As soon as I could hold a pencil my mother sat me down at a little red table in a corner of the living room and gave me a sheet of paper. It kept me out of her hair and made me very happy. I would labor away quietly for hours. Pretty soon I was drawing recognizable horses and cowgirls and all that good stuff. None of those early works were deemed worth saving. 

I guess no one thought that it was unusual for a child of three or four to be using that much detail in their drawings.  But some of my later work from school days was saved.

Since I seem to have entered another hiatus with the dolls I thought I would fill the gap with some stuff that is pretty funny from my early days of acute fashion awareness. 

My source of inspiration was usually the Eaton's or Simpson's catalogues where I was assured of a ready supply of models that didn't move. As anyone who knows me can attest I have gotten over that keen fashion sense now, preferring to slop around in stretch pants and baggy t shirts. I do however watch America's, Canada's. Britain's and Australia's Top Model and Project Runway every chance I get.
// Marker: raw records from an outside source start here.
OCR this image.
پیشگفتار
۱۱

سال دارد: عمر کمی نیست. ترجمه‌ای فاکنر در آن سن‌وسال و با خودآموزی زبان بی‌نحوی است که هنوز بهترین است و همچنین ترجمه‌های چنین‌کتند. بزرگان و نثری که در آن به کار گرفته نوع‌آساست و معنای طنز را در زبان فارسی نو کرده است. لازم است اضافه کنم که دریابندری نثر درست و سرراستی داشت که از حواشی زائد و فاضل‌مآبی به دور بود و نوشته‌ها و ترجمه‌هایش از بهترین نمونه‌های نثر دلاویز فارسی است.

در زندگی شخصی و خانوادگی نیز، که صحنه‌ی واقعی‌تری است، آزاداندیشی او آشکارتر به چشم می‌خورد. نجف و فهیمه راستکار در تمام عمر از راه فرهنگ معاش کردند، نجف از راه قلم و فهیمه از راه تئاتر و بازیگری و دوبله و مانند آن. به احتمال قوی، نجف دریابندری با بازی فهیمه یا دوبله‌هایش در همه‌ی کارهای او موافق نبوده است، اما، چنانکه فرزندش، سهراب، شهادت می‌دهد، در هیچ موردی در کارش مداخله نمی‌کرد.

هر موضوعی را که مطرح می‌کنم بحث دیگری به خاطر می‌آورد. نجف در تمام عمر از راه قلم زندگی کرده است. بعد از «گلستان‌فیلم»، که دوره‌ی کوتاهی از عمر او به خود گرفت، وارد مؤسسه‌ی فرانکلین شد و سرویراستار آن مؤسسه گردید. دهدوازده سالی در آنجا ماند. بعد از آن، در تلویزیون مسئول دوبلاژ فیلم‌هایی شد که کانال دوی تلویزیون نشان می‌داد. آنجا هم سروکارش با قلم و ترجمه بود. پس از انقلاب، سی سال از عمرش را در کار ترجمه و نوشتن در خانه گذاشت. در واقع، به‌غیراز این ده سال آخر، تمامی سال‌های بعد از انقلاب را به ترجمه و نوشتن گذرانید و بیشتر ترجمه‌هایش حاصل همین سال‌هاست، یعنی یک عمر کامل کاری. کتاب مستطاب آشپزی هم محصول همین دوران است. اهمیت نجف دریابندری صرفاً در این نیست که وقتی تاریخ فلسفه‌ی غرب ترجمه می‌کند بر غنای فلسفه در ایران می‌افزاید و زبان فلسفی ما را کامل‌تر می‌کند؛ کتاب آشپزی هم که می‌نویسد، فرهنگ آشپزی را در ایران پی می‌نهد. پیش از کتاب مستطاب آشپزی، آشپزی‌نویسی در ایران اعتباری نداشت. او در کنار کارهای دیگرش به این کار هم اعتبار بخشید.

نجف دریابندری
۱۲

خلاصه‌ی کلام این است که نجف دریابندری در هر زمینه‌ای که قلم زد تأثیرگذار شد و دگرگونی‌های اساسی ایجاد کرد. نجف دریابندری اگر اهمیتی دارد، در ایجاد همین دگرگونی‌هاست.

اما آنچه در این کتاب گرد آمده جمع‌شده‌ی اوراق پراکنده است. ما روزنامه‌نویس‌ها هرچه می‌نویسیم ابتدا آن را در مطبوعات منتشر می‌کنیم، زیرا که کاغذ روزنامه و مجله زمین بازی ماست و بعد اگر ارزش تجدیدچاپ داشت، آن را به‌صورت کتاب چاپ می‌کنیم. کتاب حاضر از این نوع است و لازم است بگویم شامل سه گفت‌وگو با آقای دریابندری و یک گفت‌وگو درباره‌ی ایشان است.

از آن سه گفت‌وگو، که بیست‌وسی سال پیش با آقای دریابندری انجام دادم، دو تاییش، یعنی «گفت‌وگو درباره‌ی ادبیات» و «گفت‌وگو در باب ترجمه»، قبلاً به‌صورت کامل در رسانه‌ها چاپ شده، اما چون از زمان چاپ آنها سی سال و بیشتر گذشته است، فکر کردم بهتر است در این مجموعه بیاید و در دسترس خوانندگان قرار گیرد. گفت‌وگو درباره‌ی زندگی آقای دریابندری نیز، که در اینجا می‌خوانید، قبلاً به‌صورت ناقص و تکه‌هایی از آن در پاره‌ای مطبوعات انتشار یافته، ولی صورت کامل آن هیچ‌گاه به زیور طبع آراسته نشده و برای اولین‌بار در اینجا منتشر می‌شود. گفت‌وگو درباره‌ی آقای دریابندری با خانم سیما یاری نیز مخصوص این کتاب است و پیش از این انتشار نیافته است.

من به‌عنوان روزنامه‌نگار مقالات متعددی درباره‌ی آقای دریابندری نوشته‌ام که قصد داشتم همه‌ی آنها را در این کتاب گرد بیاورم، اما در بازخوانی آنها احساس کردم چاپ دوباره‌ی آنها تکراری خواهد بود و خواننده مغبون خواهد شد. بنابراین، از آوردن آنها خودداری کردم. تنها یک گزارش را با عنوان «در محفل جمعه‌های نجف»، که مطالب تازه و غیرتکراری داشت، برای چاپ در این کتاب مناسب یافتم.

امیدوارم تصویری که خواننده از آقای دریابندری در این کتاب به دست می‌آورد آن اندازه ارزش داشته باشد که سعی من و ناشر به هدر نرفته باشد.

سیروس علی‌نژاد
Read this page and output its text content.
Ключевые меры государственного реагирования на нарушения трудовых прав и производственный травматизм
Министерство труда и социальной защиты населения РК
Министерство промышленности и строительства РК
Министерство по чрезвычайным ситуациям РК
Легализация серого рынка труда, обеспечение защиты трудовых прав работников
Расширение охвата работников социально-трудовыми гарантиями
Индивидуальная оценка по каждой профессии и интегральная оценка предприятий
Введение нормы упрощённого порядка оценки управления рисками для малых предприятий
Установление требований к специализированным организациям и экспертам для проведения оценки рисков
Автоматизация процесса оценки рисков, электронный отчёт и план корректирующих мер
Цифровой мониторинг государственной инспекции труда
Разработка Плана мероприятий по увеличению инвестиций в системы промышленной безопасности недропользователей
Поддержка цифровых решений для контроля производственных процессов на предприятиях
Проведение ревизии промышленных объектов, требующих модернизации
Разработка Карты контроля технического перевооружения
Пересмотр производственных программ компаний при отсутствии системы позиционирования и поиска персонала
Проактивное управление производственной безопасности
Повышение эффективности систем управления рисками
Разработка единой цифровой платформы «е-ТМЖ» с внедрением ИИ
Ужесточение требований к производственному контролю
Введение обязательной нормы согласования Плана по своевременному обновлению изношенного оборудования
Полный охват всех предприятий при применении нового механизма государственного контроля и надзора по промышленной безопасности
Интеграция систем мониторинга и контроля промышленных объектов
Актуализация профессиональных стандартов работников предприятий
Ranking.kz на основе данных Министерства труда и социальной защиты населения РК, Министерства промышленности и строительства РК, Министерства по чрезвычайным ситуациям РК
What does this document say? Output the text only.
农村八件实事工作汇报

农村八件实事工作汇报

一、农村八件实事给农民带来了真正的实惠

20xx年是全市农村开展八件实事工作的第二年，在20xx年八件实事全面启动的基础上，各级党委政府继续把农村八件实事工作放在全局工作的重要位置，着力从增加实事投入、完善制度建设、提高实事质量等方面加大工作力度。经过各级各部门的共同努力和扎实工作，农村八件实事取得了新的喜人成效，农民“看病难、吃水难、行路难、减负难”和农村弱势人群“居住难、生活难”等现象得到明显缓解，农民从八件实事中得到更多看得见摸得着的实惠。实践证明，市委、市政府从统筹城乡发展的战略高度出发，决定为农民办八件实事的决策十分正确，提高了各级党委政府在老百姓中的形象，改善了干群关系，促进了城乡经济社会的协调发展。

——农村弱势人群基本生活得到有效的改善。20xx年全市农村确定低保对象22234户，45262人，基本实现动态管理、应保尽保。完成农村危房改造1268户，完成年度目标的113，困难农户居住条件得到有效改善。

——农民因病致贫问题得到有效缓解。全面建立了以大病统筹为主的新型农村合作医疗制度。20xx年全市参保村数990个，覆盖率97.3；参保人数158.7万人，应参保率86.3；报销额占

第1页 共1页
The earliest ones I have are from when I was eight years old. The paper is quite fragile now but they have stood up incredibly well considering they spent almost 60 years rolled around a cardboard tube in one attic or another.



You can click on any of the photos to enlarge them. In this one I was ever so careful to be sure that the little red boat on the dress changed shape with the folds in the dress. Yes. I have always been anal. It is genetic.

Dig the matching socks for the broad in orange. And the pageboy hair style.


Remember this hair style? I was anal enough at eight years old to try to paint lace with my bristly little dime store brush! 

From a very young age I was attracted to stilletto heels. I wobbled around on my first pair of  four inch heels at probably 17.

I was still wearing four inchers to work and even shopping afterwards when I was in my fifties. A friend used to call them my CFM pumps. That all changed when I moved to Ecuador. The cobbled streets, muddy paths and potholes were decidedly stilletto unfriendly.  Running shoes took their place.

I have many more of these fashion type drawings and paintings but these are fairly representative. 

Some artist friends and I got together once to look at each other's art work from childhood.  One friend who hated her large flat feet never showed feet in any of her drawings. They were always off the bottom of the page somewhere.  In my own drawings most models had tiny pug noses which reflected my hatred of my own generous shnozz.

Making art represented an escape from a sometimes frightening, lonely and painful childhood into a world of my own creation where I was safe. It still does.